Since I took office, we've increased funding for border security by 60 percent, and our border agents have caught and sent home more than 4.5 million illegal immigrants, including more than 350,000 with criminal records. Yet we must do more to build on this progress.
This week I outlined my comprehensive strategy to reform our immigration system. The strategy begins with a three-part plan to protect our borders. First, we will promptly return every illegal entrant we catch at our border with no exceptions. For illegal immigrants from Mexico, we are working to expand an innovative program called interior repatriation, in which those caught at the border are returned to their hometowns far from the border, making it more difficult for them to attempt another crossing. For non-Mexican illegal immigrants, we're changing the unwise policy of catch-and-release to a policy of catch-and-return, and we're speeding up the removal process.

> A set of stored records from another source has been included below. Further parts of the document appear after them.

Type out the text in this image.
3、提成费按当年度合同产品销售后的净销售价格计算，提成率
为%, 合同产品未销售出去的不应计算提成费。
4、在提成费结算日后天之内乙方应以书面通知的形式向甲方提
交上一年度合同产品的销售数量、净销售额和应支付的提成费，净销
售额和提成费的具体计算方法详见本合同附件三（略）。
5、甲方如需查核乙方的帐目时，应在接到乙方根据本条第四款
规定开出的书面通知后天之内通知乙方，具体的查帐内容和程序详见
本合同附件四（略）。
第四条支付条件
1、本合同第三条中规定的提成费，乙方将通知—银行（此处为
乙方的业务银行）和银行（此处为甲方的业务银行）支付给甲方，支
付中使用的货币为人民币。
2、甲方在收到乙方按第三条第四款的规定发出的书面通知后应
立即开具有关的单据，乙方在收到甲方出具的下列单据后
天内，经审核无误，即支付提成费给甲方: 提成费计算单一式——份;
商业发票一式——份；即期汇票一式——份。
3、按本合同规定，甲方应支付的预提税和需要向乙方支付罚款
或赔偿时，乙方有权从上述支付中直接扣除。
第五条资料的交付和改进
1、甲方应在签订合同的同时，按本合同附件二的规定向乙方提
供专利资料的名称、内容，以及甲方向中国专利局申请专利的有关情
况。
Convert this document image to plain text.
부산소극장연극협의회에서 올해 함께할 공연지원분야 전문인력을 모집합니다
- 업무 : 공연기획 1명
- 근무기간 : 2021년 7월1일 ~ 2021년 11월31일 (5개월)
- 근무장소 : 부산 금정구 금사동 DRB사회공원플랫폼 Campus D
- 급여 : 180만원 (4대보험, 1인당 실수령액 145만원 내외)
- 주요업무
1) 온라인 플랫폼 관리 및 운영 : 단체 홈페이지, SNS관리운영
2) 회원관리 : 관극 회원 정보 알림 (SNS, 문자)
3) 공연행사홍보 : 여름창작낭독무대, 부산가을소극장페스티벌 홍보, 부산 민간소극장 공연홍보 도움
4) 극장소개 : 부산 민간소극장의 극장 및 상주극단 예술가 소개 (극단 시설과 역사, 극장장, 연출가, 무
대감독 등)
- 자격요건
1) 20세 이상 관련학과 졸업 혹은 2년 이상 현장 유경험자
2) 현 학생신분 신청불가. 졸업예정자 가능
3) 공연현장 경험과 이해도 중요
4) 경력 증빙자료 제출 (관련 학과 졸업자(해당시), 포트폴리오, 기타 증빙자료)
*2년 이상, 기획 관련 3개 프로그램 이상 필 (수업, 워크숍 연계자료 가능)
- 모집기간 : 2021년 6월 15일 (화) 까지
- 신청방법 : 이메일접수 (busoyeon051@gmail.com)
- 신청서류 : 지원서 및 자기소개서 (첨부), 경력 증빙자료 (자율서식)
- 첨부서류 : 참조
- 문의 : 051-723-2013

Second, we must fix weak and unnecessary provisions in our immigration laws, including senseless rules that require us to release illegal immigrants if their home countries do not take them back in a set period of time.
Third, we must stop people from crossing the border illegally in the first place. So we're hiring thousands more Border Patrol agents. We're deploying new technology to expand their reach and effectiveness, and we're constructing physical barriers to entry.
Comprehensive immigration reform also requires us to improve enforcement of our laws in the interior of our country, because border security and interior enforcement go hand in hand. In October, I signed legislation that more than doubled the resources for interior enforcement, so we'll increase the number of immigration enforcement agents and criminal investigators, enhance worksite enforcement, and continue to go after smugglers, gang members, and human traffickers. Our immigration laws apply across all of America, and we will enforce those laws throughout our land.
Finally, comprehensive immigration reform requires us to create a new tem-porary-worker program that relieves pressure on the border but rejects amnesty. By creating a legal channel for willing employers to hire willing workers, we will reduce the number of workers trying to sneak across the border, and that would free up law enforcement officers to focus on criminals, drug dealers, terrorists, and others who mean us harm.
This program would not create an automatic path to citizenship, and it would not provide amnesty. I oppose amnesty. Rewarding lawbreakers would encourage others to break the law and keep pressure on our border. A temporary-worker program will relieve pressure on the border and help us more effectively enforce our immigration laws.
Our Nation has been strengthened by generations of immigrants who became Americans through patience, hard work, and assimilation. In this new century, we must continue to welcome legal immigrants and help them learn the customs and values that unite all Americans, including liberty and civic responsibility, equality under God, tolerance for others, and the English language. In the coming months, I look forward to working with Congress on comprehensive immigration reform that will enforce our laws, secure our border, and uphold our deepest values.
Thank you for listening.
NOTE: The address was recorded at 7:03 a.m. on December 2 in the Cabinet Room at the White House for broadcast at 10:06 a.m. on December 3. The transcript was made available by the Office of the Press Secretary on December 2 but was embargoed for release until the broadcast. The Office of the Press Secretary also released a Spanish language transcript of this address.